All that for only a trillion dollars....
The Center for Strategic and Budgetary Assessments has added up the appropriated costs of the Iraq and Afghanistan wars to date and for the next couple of fiscal years and they come up to slightly less than a trillion dollars:
Since 2001, the US government and the American taxpayer have provided about $904 billion (unless otherwise noted, all cost and funding figures cited in this analysis are expressed in 2008 dollars) for military operations, including $66 billion to cover war-related costs for the first part of 2009. (p. 9 and i of the Exec. Sum.)
scenarios developed by the Congressional Budget Office (CBO) suggest that the direct budgetary costs of these military operations could amount to an additional $416–817 billion through 2018—assuming the number of US troops involved in the two conflicts is reduced from today’s level of about 200,000 to some 30,000–75,000 over the next several years. This would bring the direct budgetary costs of these wars to a total of some $1.3–1.7 trillion (p. 10 and ii of Exec. Sum.)

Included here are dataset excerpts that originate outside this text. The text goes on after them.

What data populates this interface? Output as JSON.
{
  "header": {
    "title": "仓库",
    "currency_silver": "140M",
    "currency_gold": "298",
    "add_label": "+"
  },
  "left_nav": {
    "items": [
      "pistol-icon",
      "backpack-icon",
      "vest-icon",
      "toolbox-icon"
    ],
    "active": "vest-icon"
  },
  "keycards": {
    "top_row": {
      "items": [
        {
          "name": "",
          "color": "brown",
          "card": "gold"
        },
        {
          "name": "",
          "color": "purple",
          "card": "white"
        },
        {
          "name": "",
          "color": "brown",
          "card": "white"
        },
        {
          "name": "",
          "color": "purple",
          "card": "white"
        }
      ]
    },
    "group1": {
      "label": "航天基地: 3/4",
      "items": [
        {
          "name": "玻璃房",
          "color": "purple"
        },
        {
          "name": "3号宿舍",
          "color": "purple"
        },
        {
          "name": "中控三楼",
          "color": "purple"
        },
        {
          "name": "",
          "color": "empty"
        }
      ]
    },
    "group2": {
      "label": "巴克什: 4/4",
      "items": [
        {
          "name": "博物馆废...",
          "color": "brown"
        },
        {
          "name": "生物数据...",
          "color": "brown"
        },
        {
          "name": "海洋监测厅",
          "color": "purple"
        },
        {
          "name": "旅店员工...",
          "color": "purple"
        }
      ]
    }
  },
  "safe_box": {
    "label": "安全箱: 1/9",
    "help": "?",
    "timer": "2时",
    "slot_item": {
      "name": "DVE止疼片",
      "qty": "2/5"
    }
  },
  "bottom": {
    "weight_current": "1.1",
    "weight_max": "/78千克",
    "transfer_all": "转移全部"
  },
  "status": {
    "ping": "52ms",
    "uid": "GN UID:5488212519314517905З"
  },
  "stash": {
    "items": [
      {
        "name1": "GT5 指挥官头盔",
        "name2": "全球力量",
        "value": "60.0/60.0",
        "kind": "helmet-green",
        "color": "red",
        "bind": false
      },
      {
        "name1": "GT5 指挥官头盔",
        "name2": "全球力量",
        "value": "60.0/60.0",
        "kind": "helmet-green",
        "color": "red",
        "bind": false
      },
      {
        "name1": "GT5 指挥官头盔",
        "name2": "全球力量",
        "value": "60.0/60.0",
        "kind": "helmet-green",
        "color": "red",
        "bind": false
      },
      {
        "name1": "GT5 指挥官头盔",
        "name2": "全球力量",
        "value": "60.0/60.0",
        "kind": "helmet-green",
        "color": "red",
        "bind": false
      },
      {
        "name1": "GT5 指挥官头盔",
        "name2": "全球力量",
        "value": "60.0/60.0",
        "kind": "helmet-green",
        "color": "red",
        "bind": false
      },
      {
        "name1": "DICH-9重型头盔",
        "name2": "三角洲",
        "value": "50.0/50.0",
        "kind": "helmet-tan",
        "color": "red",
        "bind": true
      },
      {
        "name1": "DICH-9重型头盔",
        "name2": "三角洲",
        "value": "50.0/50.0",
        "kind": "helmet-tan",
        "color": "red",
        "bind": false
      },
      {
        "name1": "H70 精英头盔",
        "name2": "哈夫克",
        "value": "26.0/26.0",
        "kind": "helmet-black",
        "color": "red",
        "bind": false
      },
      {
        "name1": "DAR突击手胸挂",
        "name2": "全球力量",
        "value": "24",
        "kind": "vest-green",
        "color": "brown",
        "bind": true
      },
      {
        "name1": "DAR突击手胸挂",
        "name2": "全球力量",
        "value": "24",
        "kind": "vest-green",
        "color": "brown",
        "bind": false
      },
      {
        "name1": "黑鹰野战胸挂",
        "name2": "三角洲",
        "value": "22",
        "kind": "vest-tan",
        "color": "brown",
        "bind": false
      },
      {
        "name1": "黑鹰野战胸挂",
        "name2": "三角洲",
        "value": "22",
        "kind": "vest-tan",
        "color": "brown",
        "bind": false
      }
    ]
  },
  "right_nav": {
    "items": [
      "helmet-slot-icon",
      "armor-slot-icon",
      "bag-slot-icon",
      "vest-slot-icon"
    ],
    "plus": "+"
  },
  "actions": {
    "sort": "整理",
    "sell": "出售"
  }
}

They take a fairly conservative approach to their accounting and just look at appropriations for their cost estimates. They acknowledge that other estimates of far greater macro-economic impact such as the Stiglitz estimate of a 2 trillion dollar total appropriated and social cost estimate but the CSBA does not want to wade into that methodological pie fight (I can understand their reasoning) so they go with the most solid and the lowest cost estimates that are defensible.
So for most of a trillion dollars, we set-up and support a pro-Iranian government, created hundreds of warlords who usefully protect our logistics, killed, wounded or displaced twenty percent of the country's pre-war population and destabilized most social, economic and political networks within Iraq. And the Iraqis are not grateful. How shocking and we only did this for most of a trillion dollars.